Date Filed: June 29, 2026
Original Court: Northern District of California
Case Status: Pending
Matthew Bernard and Lynn Warner own an undeveloped residential plot in Oakland, California. In 2020, the Oakland Fire Department ordered them to clear dead and dying trees from their land or face ongoing fines. The landowners hired an arborist and removed the hazardous, drought-stricken trees to comply with these fire safety mandates. However, when a tree care company applied for a formal removal permit, the City of Oakland denied it, explicitly stating that fire prevention was not a valid reason for tree removal under its Protected Trees Ordinance.
Years later, when the plaintiffs applied for a permit to build a single-family home on their property, the City retaliated. Following hearings where the plaintiffs were granted only 15 minutes to defend themselves, the City Council levied a staggering $915,135.40 fine for the prior tree removal, threatened to place a lien on the property, and halted all building permits. This penalty, calculated by a preset formula without any evidence of actual public harm, is roughly five times the total value of the land itself. Astonishingly, it is also eighteen times higher than California’s maximum statutory fine for the malicious arson of an entire forest.
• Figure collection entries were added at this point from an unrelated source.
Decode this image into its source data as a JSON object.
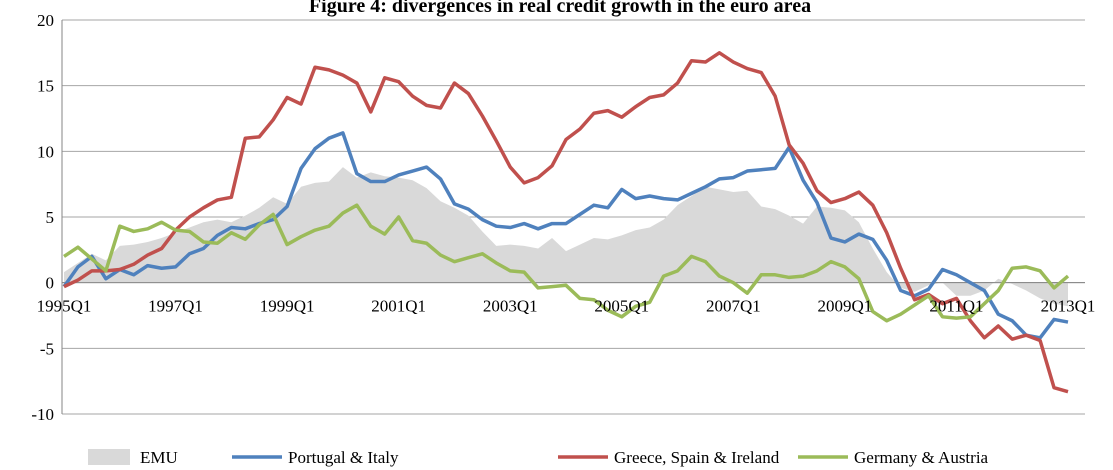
{
  "chart_data": {
    "type": "line",
    "title": "Figure 4: divergences in real credit growth in the euro area",
    "categories": [
      "1995Q1",
      null,
      null,
      null,
      null,
      null,
      null,
      null,
      "1997Q1",
      null,
      null,
      null,
      null,
      null,
      null,
      null,
      "1999Q1",
      null,
      null,
      null,
      null,
      null,
      null,
      null,
      "2001Q1",
      null,
      null,
      null,
      null,
      null,
      null,
      null,
      "2003Q1",
      null,
      null,
      null,
      null,
      null,
      null,
      null,
      "2005Q1",
      null,
      null,
      null,
      null,
      null,
      null,
      null,
      "2007Q1",
      null,
      null,
      null,
      null,
      null,
      null,
      null,
      "2009Q1",
      null,
      null,
      null,
      null,
      null,
      null,
      null,
      "2011Q1",
      null,
      null,
      null,
      null,
      null,
      null,
      null,
      "2013Q1"
    ],
    "series": [
      {
        "name": "EMU",
        "type": "area",
        "color": "#d9d9d9",
        "values": [
          0.8,
          1.5,
          2.2,
          1.7,
          2.8,
          2.9,
          3.1,
          3.4,
          3.8,
          4.2,
          4.6,
          4.8,
          4.6,
          5.1,
          5.7,
          6.5,
          6.0,
          7.3,
          7.6,
          7.7,
          8.8,
          8.0,
          8.4,
          8.1,
          8.0,
          7.8,
          7.2,
          6.2,
          5.7,
          5.1,
          3.9,
          2.8,
          2.9,
          2.8,
          2.6,
          3.4,
          2.4,
          2.9,
          3.4,
          3.3,
          3.6,
          4.0,
          4.2,
          4.8,
          5.9,
          6.6,
          7.3,
          7.1,
          6.9,
          7.0,
          5.8,
          5.6,
          5.1,
          4.5,
          5.8,
          5.7,
          5.5,
          4.6,
          2.6,
          0.8,
          -0.4,
          -0.7,
          -0.2,
          0.0,
          -1.0,
          -1.0,
          -0.6,
          0.3,
          -0.1,
          -0.6,
          -1.2,
          -1.6,
          -1.8
        ]
      },
      {
        "name": "Portugal & Italy",
        "type": "line",
        "color": "#4f81bd",
        "values": [
          -0.3,
          1.2,
          2.0,
          0.3,
          1.0,
          0.6,
          1.3,
          1.1,
          1.2,
          2.2,
          2.6,
          3.6,
          4.2,
          4.1,
          4.5,
          4.8,
          5.8,
          8.7,
          10.2,
          11.0,
          11.4,
          8.3,
          7.7,
          7.7,
          8.2,
          8.5,
          8.8,
          7.9,
          6.0,
          5.6,
          4.8,
          4.3,
          4.2,
          4.5,
          4.1,
          4.5,
          4.5,
          5.2,
          5.9,
          5.7,
          7.1,
          6.4,
          6.6,
          6.4,
          6.3,
          6.8,
          7.3,
          7.9,
          8.0,
          8.5,
          8.6,
          8.7,
          10.3,
          7.8,
          6.1,
          3.4,
          3.1,
          3.7,
          3.3,
          1.7,
          -0.6,
          -1.0,
          -0.5,
          1.0,
          0.6,
          0.0,
          -0.6,
          -2.4,
          -2.9,
          -4.0,
          -4.2,
          -2.8,
          -3.0
        ]
      },
      {
        "name": "Greece, Spain & Ireland",
        "type": "line",
        "color": "#c0504d",
        "values": [
          -0.3,
          0.2,
          0.9,
          0.9,
          1.0,
          1.4,
          2.1,
          2.6,
          4.0,
          5.0,
          5.7,
          6.3,
          6.5,
          11.0,
          11.1,
          12.4,
          14.1,
          13.6,
          16.4,
          16.2,
          15.8,
          15.2,
          13.0,
          15.6,
          15.3,
          14.2,
          13.5,
          13.3,
          15.2,
          14.4,
          12.7,
          10.8,
          8.8,
          7.6,
          8.0,
          8.9,
          10.9,
          11.7,
          12.9,
          13.1,
          12.6,
          13.4,
          14.1,
          14.3,
          15.2,
          16.9,
          16.8,
          17.5,
          16.8,
          16.3,
          16.0,
          14.2,
          10.5,
          9.1,
          7.0,
          6.1,
          6.4,
          6.9,
          5.9,
          3.8,
          1.1,
          -1.3,
          -0.9,
          -1.6,
          -1.2,
          -2.9,
          -4.2,
          -3.3,
          -4.3,
          -4.0,
          -4.4,
          -8.0,
          -8.3
        ]
      },
      {
        "name": "Germany & Austria",
        "type": "line",
        "color": "#9bbb59",
        "values": [
          2.0,
          2.7,
          1.8,
          0.9,
          4.3,
          3.9,
          4.1,
          4.6,
          4.0,
          3.9,
          3.1,
          3.0,
          3.8,
          3.3,
          4.4,
          5.2,
          2.9,
          3.5,
          4.0,
          4.3,
          5.3,
          5.9,
          4.3,
          3.7,
          5.0,
          3.2,
          3.0,
          2.1,
          1.6,
          1.9,
          2.2,
          1.5,
          0.9,
          0.8,
          -0.4,
          -0.3,
          -0.2,
          -1.2,
          -1.3,
          -2.1,
          -2.6,
          -1.8,
          -1.5,
          0.5,
          0.9,
          2.0,
          1.6,
          0.5,
          0.0,
          -0.8,
          0.6,
          0.6,
          0.4,
          0.5,
          0.9,
          1.6,
          1.2,
          0.3,
          -2.2,
          -2.9,
          -2.4,
          -1.7,
          -1.0,
          -2.6,
          -2.7,
          -2.6,
          -1.6,
          -0.6,
          1.1,
          1.2,
          0.9,
          -0.4,
          0.5
        ]
      }
    ],
    "ylim": [
      -10,
      20
    ],
    "yticks": [
      -10,
      -5,
      0,
      5,
      10,
      15,
      20
    ],
    "grid": true,
    "legend": "bottom"
  }
}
In response to this egregious overreach, the Center for the American Future has stepped in to represent Bernard and Warner, filing a civil rights lawsuit to challenge Oakland Municipal Code § 12.36. The Center argues that the City’s actions constitute an uncompensated taking of private property, impose unconstitutional permit conditions without any nexus to actual public harm, and violate the Eighth Amendment’s protection against excessive fines. Through this litigation, the Center for the American Future seeks a declaratory judgment striking down the ordinance’s unconstitutional application, along with an injunction to stop the City from enforcing the ruinous penalty and withholding the plaintiffs’ development permits.